Pirin’in ovasında yeşerir hayat sesi,
Her köşen bir destandır, ulu Adıyaman’ım.
Besni üzümü ile tatlanır her sofra,
Çiğköfte’n nam salmıştır, doyulmaz o ziyafete.
Güneşin ilk ışığı değer, dağların zirvesine,
Lezzetlerin diyarı, güzel Adıyaman’ım.
Gerger’den Kahta’ya uzanan hudutlarda,
Bin bir çeşit çiçek açar tüm yamaçlarda.
Gezginler hayran kalır o derin uçurumlarda,
Doğanın cömertliğiyle bezenmiş Adıyaman’ım.
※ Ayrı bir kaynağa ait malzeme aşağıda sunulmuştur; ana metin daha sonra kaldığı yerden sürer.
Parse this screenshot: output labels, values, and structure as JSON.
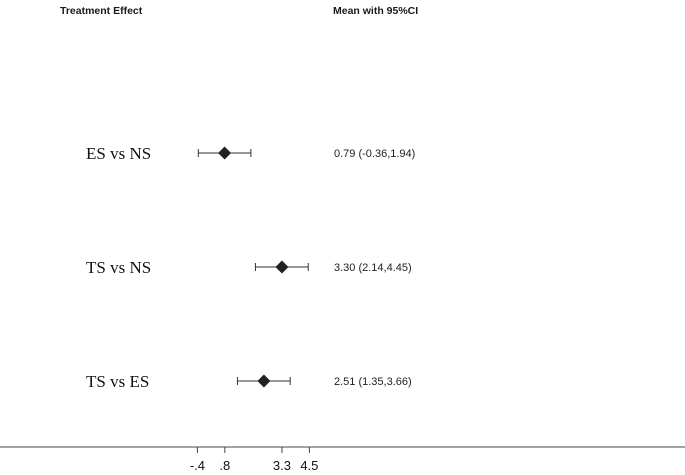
{
  "headers": {
    "left": "Treatment Effect",
    "right": "Mean with 95%CI"
  },
  "chart_data": {
    "type": "forest",
    "categories": [
      "ES vs NS",
      "TS vs NS",
      "TS vs ES"
    ],
    "estimates": [
      0.79,
      3.3,
      2.51
    ],
    "ci_lower": [
      -0.36,
      2.14,
      1.35
    ],
    "ci_upper": [
      1.94,
      4.45,
      3.66
    ],
    "value_labels": [
      "0.79 (-0.36,1.94)",
      "3.30 (2.14,4.45)",
      "2.51 (1.35,3.66)"
    ],
    "x_ticks": [
      -0.4,
      0.8,
      3.3,
      4.5
    ],
    "x_tick_labels": [
      "-.4",
      ".8",
      "3.3",
      "4.5"
    ],
    "grid": false,
    "marker_color": "#222222"
  }
}
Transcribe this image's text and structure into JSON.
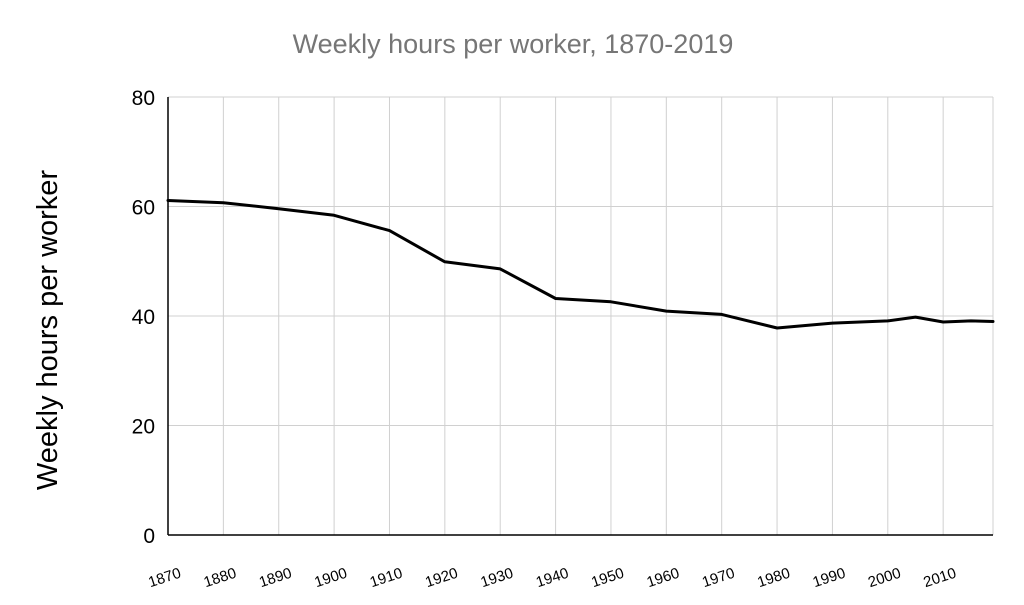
{
  "chart_data": {
    "type": "line",
    "title": "Weekly hours per worker, 1870-2019",
    "xlabel": "",
    "ylabel": "Weekly hours per worker",
    "xlim": [
      1870,
      2019
    ],
    "ylim": [
      0,
      80
    ],
    "y_ticks": [
      "0",
      "20",
      "40",
      "60",
      "80"
    ],
    "x_ticks": [
      "1870",
      "1880",
      "1890",
      "1900",
      "1910",
      "1920",
      "1930",
      "1940",
      "1950",
      "1960",
      "1970",
      "1980",
      "1990",
      "2000",
      "2010"
    ],
    "grid": true,
    "legend": "none",
    "series": [
      {
        "color": "#000000",
        "x": [
          1870,
          1880,
          1890,
          1900,
          1910,
          1920,
          1930,
          1940,
          1950,
          1960,
          1970,
          1980,
          1990,
          2000,
          2005,
          2010,
          2015,
          2019
        ],
        "y": [
          61.1,
          60.7,
          59.6,
          58.4,
          55.6,
          49.9,
          48.6,
          43.2,
          42.6,
          40.9,
          40.3,
          37.8,
          38.7,
          39.1,
          39.8,
          38.9,
          39.1,
          39.0
        ]
      }
    ]
  }
}
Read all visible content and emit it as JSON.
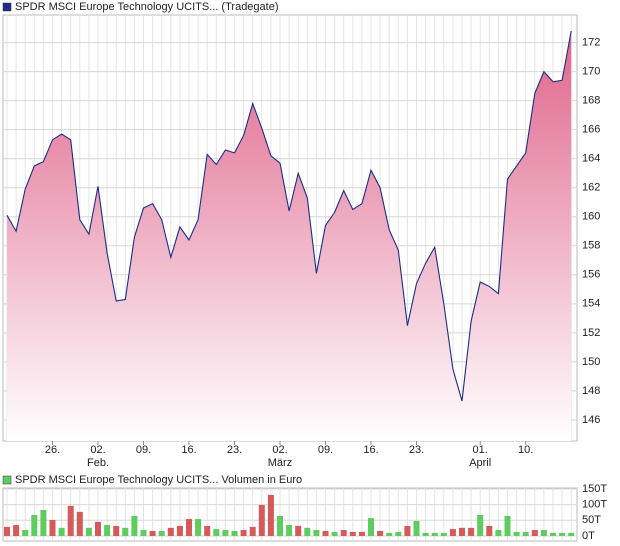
{
  "chart_data": [
    {
      "type": "area",
      "categories": [
        null,
        null,
        null,
        null,
        null,
        "26.",
        null,
        null,
        null,
        null,
        "02.",
        null,
        null,
        null,
        null,
        "09.",
        null,
        null,
        null,
        null,
        "16.",
        null,
        null,
        null,
        null,
        "23.",
        null,
        null,
        null,
        null,
        "02.",
        null,
        null,
        null,
        null,
        "09.",
        null,
        null,
        null,
        null,
        "16.",
        null,
        null,
        null,
        null,
        "23.",
        null,
        null,
        null,
        null,
        null,
        null,
        "01.",
        null,
        null,
        null,
        null,
        "10.",
        null,
        null,
        null,
        null,
        null
      ],
      "month_labels": [
        null,
        null,
        null,
        null,
        null,
        null,
        null,
        null,
        null,
        null,
        "Feb.",
        null,
        null,
        null,
        null,
        null,
        null,
        null,
        null,
        null,
        null,
        null,
        null,
        null,
        null,
        null,
        null,
        null,
        null,
        null,
        "März",
        null,
        null,
        null,
        null,
        null,
        null,
        null,
        null,
        null,
        null,
        null,
        null,
        null,
        null,
        null,
        null,
        null,
        null,
        null,
        null,
        null,
        "April",
        null,
        null,
        null,
        null,
        null,
        null,
        null,
        null,
        null,
        null
      ],
      "series": [
        {
          "name": "SPDR MSCI Europe Technology UCITS... (Tradegate)",
          "color": "#1a2d8a",
          "values": [
            160.1,
            159.0,
            161.9,
            163.5,
            163.8,
            165.3,
            165.7,
            165.3,
            159.8,
            158.8,
            162.1,
            157.5,
            154.2,
            154.3,
            158.6,
            160.6,
            160.9,
            159.8,
            157.2,
            159.3,
            158.4,
            159.8,
            164.3,
            163.6,
            164.6,
            164.4,
            165.6,
            167.8,
            166.1,
            164.2,
            163.7,
            160.4,
            163.0,
            161.3,
            156.1,
            159.4,
            160.3,
            161.8,
            160.5,
            160.9,
            163.2,
            162.0,
            159.1,
            157.7,
            152.5,
            155.4,
            156.8,
            157.9,
            154.0,
            149.5,
            147.3,
            152.8,
            155.5,
            155.2,
            154.7,
            162.6,
            163.5,
            164.4,
            168.5,
            170.0,
            169.3,
            169.4,
            172.8
          ]
        }
      ],
      "fill_color": "#e0648c",
      "ylim": [
        144.55,
        173.9
      ],
      "yticks": [
        146,
        148,
        150,
        152,
        154,
        156,
        158,
        160,
        162,
        164,
        166,
        168,
        170,
        172
      ],
      "grid": true
    },
    {
      "type": "bar",
      "series": [
        {
          "name": "SPDR MSCI Europe Technology UCITS... Volumen in Euro",
          "color": "#5fcc5f",
          "values": [
            29,
            35,
            19,
            67,
            83,
            51,
            26,
            96,
            77,
            26,
            45,
            35,
            32,
            26,
            64,
            19,
            16,
            16,
            26,
            32,
            54,
            54,
            32,
            22,
            19,
            16,
            19,
            29,
            99,
            131,
            64,
            35,
            32,
            26,
            19,
            16,
            13,
            19,
            13,
            13,
            57,
            16,
            10,
            13,
            32,
            48,
            10,
            10,
            10,
            22,
            26,
            26,
            67,
            32,
            19,
            64,
            13,
            13,
            19,
            19,
            10,
            10,
            10
          ],
          "colors": [
            "#d65a5a",
            "#d65a5a",
            "#5fcc5f",
            "#5fcc5f",
            "#5fcc5f",
            "#d65a5a",
            "#5fcc5f",
            "#d65a5a",
            "#d65a5a",
            "#5fcc5f",
            "#d65a5a",
            "#5fcc5f",
            "#d65a5a",
            "#5fcc5f",
            "#5fcc5f",
            "#5fcc5f",
            "#d65a5a",
            "#5fcc5f",
            "#d65a5a",
            "#d65a5a",
            "#d65a5a",
            "#5fcc5f",
            "#d65a5a",
            "#5fcc5f",
            "#5fcc5f",
            "#5fcc5f",
            "#d65a5a",
            "#d65a5a",
            "#d65a5a",
            "#d65a5a",
            "#5fcc5f",
            "#5fcc5f",
            "#d65a5a",
            "#5fcc5f",
            "#5fcc5f",
            "#d65a5a",
            "#5fcc5f",
            "#d65a5a",
            "#d65a5a",
            "#d65a5a",
            "#5fcc5f",
            "#d65a5a",
            "#5fcc5f",
            "#5fcc5f",
            "#d65a5a",
            "#5fcc5f",
            "#5fcc5f",
            "#5fcc5f",
            "#5fcc5f",
            "#d65a5a",
            "#d65a5a",
            "#d65a5a",
            "#5fcc5f",
            "#d65a5a",
            "#5fcc5f",
            "#5fcc5f",
            "#5fcc5f",
            "#5fcc5f",
            "#d65a5a",
            "#5fcc5f",
            "#5fcc5f",
            "#5fcc5f",
            "#5fcc5f"
          ]
        }
      ],
      "ylim": [
        -16,
        153
      ],
      "yticks": [
        {
          "value": 150,
          "label": "150T"
        },
        {
          "value": 100,
          "label": "100T"
        },
        {
          "value": 50,
          "label": "50T"
        },
        {
          "value": 0,
          "label": "0T"
        }
      ],
      "grid": true
    }
  ]
}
Gök kubbede parlayan yıldızlar şahittir,
Bu toprağın her zerresi tarihe kayıttır.
Ecdadın mirasıdır, gönüllere kayıttır,
Maziden geleceğe köprü, Adıyaman’ım.
Menzil’in huzuru yayılır tüm illere,
İnanç kapısıdır, rehber olur gönüllere.
Yoksula, düşküne açılan cömert ellere,
İrfan ocağıdır sen, aziz Adıyaman’ım.
Harman zamanında bir başak tanesi gibisin,
Zor günde kenetlenen bir milletin sesisin.
Herkesi kucaklayan o bereketli nefesin,
Bağrı yanık, yiğitler yurdu, Adıyaman’ım.
Selam olsun sana, dağınla, ovanla, suyunla,
Her mevsim bir başka güzel, her zaman coşkunla.
Adın anıldıkça kalpler doluyor gururunla,
Tarihe sığmayan aşkım, benim Adıyaman’ım.